- Born: Erie, Pennsylvania
- Education: Syracuse University
- Known for: Former Commissioner for the Federal Energy Regulatory Commission

= Nora Brownell =

American businesswoman

Nora Mead Brownell (born May 1947) is the co-founder of Espy Energy Solutions, LLC, an energy consulting firm and a former Commissioner of the Federal Energy Regulatory Commission (FERC) from 2001–2006 under the administration of President George W. Bush. She is a former President of the National Association of Regulatory Utility Commissioners (NARUC).

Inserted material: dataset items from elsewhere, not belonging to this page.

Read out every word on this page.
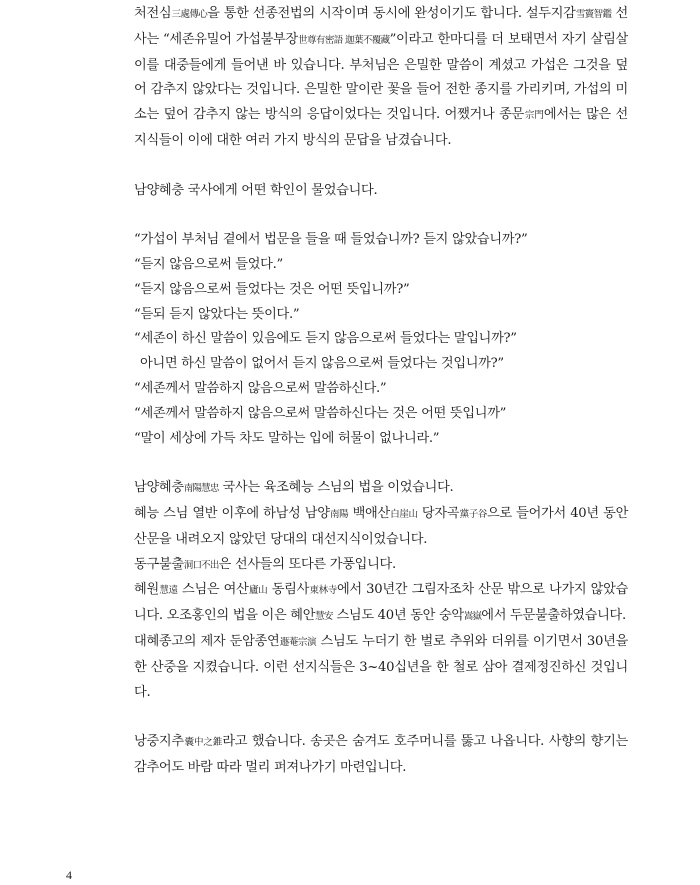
처전심三處傳心을 통한 선종전법의 시작이며 동시에 완성이기도 합니다. 설두지감雪竇智鑑 선사는 “세존유밀어 가섭불부장世尊有密語 迦葉不覆藏”이라고 한마디를 더 보태면서 자기 살림살이를 대중들에게 들어낸 바 있습니다. 부처님은 은밀한 말씀이 계셨고 가섭은 그것을 덮어 감추지 않았다는 것입니다. 은밀한 말이란 꽃을 들어 전한 종지를 가리키며, 가섭의 미소는 덮어 감추지 않는 방식의 응답이었다는 것입니다. 어쨌거나 종문宗門에서는 많은 선지식들이 이에 대한 여러 가지 방식의 문답을 남겼습니다.

남양혜충 국사에게 어떤 학인이 물었습니다.

“가섭이 부처님 곁에서 법문을 들을 때 들었습니까? 듣지 않았습니까?”

“듣지 않음으로써 들었다.”

“듣지 않음으로써 들었다는 것은 어떤 뜻입니까?”

“듣되 듣지 않았다는 뜻이다.”

“세존이 하신 말씀이 있음에도 듣지 않음으로써 들었다는 말입니까?”

아니면 하신 말씀이 없어서 듣지 않음으로써 들었다는 것입니까?”

“세존께서 말씀하지 않음으로써 말씀하신다.”

“세존께서 말씀하지 않음으로써 말씀하신다는 것은 어떤 뜻입니까”

“말이 세상에 가득 차도 말하는 입에 허물이 없나니라.”

남양혜충南陽慧忠 국사는 육조혜능 스님의 법을 이었습니다.

혜능 스님 열반 이후에 하남성 남양南陽 백애산白崖山 당자곡黨子谷으로 들어가서 40년 동안 산문을 내려오지 않았던 당대의 대선지식이었습니다.

동구불출洞口不出은 선사들의 또다른 가풍입니다.

혜원慧遠 스님은 여산廬山 동림사東林寺에서 30년간 그림자조차 산문 밖으로 나가지 않았습니다. 오조홍인의 법을 이은 혜안慧安 스님도 40년 동안 숭악嵩嶽에서 두문불출하였습니다.

대혜종고의 제자 둔암종연遯菴宗演 스님도 누더기 한 벌로 추위와 더위를 이기면서 30년을 한 산중을 지켰습니다. 이런 선지식들은 3~40십년을 한 철로 삼아 결제정진하신 것입니다.

낭중지추囊中之錐라고 했습니다. 송곳은 숨겨도 호주머니를 뚫고 나옵니다. 사향의 향기는 감추어도 바람 따라 멀리 퍼져나가기 마련입니다.

4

== Early life and education ==
Brownell is a native of Erie, Pennsylvania and attended Syracuse University.

==Career==
In 1987, Brownell served as the Deputy Executive Assistant to Pennsylvania Governor Richard Thornburgh. Her career in energy began when she served as a Commissioner of the Pennsylvania Public Utility Commission (PUC) from 1997 to 2001.

On April 30, 2001 President George W. Bush nominated Brownell to serve as a Commissioner for the Federal Energy Regulatory Commission. Her nomination was confirmed by the United States Senate a month later on May 25. She served until July 21, 2006. Following the conclusion of her term as a Commissioner with FERC, Brownell helped found the energy consulting firm, ESPY Energy Solutions, based in Alexandria, Virginia.

She served as the Board Chair for Pacific Gas and Electric. She has been a Board Member for many corporations including National Grid, Spectra Energy, Oncor Electric Delivery, and Times Publishing Company. In addition, she has lectured at the University of Vermont Law School, Michigan State University, and the University of Idaho.